Donald Trump has been on a “victory tour” falsely telling his rabid supporters that he won a “massive landslide victory.” Donald Trump’s Electoral College victory was not a ‘massive landslide’.
According to the 2016 National Popular Vote Tracker, Hillary Clinton now leads by 2.8 million votes (more than 2.1 percent of the total vote) as states continue to report final results.
Trump won 30 states, gathering 306 of 538 electoral votes. There have been 45 presidential elections in which the winning candidate won a larger share of the electoral vote.
[Trump’s popular vote] deficit gives him the third-worst vote margin among winning candidates since 1824.
But Trump’s self-angrandizing falsehood gets repeated in the Epistemic closure of the ‘conservative misinformation feedback loop’ media bubble, and this is the result: A new poll shows an astonishing 52% of Republicans incorrectly think Trump won the popular vote:
Half of all Republicans actually think Trump won the popular vote.
In a nationally representative online survey of 1,011 Americans conducted by Qualtrics between Dec. 6 and 12, we asked respondents, “In last month’s election, Donald Trump won the majority of votes in the electoral college. Who do you think won the most popular votes?”
Twenty-nine percent said Donald Trump won the popular vote. This is a slightly larger proportion than in a recent Pew survey in which 19 percent said Trump won the popular vote.
Respondents’ correct understanding of the popular vote depended a great deal on partisanship. A large fraction of Republicans — 52 percent — said Trump won the popular vote, compared with only 7 percent of Democrats [who are these people?] and 24 percent of independents. Among Republicans without any college education, the share was even larger: 60 percent, compared with 37 percent of Republicans with a college degree.

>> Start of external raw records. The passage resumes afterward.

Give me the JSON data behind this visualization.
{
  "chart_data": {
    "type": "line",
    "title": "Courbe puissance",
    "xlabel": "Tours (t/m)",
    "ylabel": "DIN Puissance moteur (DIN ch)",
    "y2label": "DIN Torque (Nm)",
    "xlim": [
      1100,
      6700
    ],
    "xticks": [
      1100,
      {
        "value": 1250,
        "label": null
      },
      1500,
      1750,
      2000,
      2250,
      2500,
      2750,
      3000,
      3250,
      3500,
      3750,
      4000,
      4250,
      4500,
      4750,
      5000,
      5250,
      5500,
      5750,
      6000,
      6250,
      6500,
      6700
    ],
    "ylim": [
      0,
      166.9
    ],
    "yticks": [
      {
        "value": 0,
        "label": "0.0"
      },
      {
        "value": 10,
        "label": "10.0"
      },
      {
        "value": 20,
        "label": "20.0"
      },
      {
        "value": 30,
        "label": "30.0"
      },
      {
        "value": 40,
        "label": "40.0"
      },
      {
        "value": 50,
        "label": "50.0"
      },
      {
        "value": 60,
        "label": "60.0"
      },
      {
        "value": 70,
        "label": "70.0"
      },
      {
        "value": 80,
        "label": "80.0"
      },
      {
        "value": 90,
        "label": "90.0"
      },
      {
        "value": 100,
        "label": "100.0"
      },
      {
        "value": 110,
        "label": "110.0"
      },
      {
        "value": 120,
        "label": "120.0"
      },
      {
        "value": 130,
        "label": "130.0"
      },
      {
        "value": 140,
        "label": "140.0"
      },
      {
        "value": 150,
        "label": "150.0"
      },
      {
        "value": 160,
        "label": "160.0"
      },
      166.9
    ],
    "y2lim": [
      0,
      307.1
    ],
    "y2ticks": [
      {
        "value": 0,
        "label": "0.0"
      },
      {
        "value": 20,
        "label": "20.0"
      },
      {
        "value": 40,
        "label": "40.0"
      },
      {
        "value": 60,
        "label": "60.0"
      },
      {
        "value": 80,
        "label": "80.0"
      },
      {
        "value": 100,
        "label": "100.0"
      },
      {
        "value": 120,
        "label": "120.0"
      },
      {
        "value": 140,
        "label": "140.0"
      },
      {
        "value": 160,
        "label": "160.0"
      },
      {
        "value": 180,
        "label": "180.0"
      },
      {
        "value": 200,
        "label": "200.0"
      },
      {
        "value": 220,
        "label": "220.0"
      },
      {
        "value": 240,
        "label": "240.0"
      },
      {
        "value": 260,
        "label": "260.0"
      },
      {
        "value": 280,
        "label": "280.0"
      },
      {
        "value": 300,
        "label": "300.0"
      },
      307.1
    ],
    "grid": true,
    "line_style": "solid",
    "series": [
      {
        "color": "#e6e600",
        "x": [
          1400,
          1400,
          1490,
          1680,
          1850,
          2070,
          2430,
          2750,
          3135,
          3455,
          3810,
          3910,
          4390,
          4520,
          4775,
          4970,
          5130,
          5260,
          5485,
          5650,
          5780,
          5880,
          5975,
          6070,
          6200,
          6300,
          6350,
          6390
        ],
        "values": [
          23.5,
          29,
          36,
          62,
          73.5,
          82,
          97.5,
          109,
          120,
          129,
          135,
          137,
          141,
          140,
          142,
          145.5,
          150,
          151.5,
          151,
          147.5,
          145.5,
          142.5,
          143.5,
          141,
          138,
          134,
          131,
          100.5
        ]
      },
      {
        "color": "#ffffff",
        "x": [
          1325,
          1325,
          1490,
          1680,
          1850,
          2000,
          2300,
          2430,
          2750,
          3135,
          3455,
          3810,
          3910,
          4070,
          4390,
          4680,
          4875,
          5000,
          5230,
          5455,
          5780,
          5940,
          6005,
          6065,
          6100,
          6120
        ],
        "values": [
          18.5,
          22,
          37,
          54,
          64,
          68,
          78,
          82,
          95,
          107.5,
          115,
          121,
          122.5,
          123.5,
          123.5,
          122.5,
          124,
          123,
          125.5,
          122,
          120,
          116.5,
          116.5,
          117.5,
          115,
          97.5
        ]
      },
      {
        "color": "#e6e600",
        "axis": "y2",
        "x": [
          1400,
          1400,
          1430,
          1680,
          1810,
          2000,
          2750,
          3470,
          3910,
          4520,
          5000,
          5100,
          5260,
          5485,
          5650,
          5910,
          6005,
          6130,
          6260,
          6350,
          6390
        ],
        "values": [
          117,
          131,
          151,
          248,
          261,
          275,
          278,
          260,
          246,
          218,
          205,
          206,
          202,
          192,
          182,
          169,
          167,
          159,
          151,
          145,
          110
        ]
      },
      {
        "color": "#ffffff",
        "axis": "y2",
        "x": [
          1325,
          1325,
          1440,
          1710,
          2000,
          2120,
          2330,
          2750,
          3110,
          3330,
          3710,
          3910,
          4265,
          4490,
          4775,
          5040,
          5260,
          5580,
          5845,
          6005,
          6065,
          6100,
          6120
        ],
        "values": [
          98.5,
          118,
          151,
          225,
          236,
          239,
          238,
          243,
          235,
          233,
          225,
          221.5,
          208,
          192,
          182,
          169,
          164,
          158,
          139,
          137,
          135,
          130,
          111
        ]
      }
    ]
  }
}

This same pattern of partisan bias didn’t emerge on other factual questions in our survey. For example, we asked respondents to estimate the size of the country’s African American and Latino populations. As is typical, people tended to overestimate the size of these groups: On average, respondents think 27 percent of Americans are black and 28 percent are Latino. (The correct answers as of 2015 are 13.3 percent and 17.6 percent.)
But these numbers do not vary by party affiliation. Democrats and Republicans make similar guesses, on average.
These results align with something social scientists have long recognized: We choose facts to be consistent with our prior beliefs. In this case, Republicans are more likely to endorse erroneous claims about Trump’s victory because it aligns with their partisanship. They do not, however, have any partisan motivation when estimating the size of minority groups.
I don’t know how we can ever achieve the goal of an informed electorate in an era of fake news and epistemic closure in a post-truth America where feelings have replaced irrefutable facts.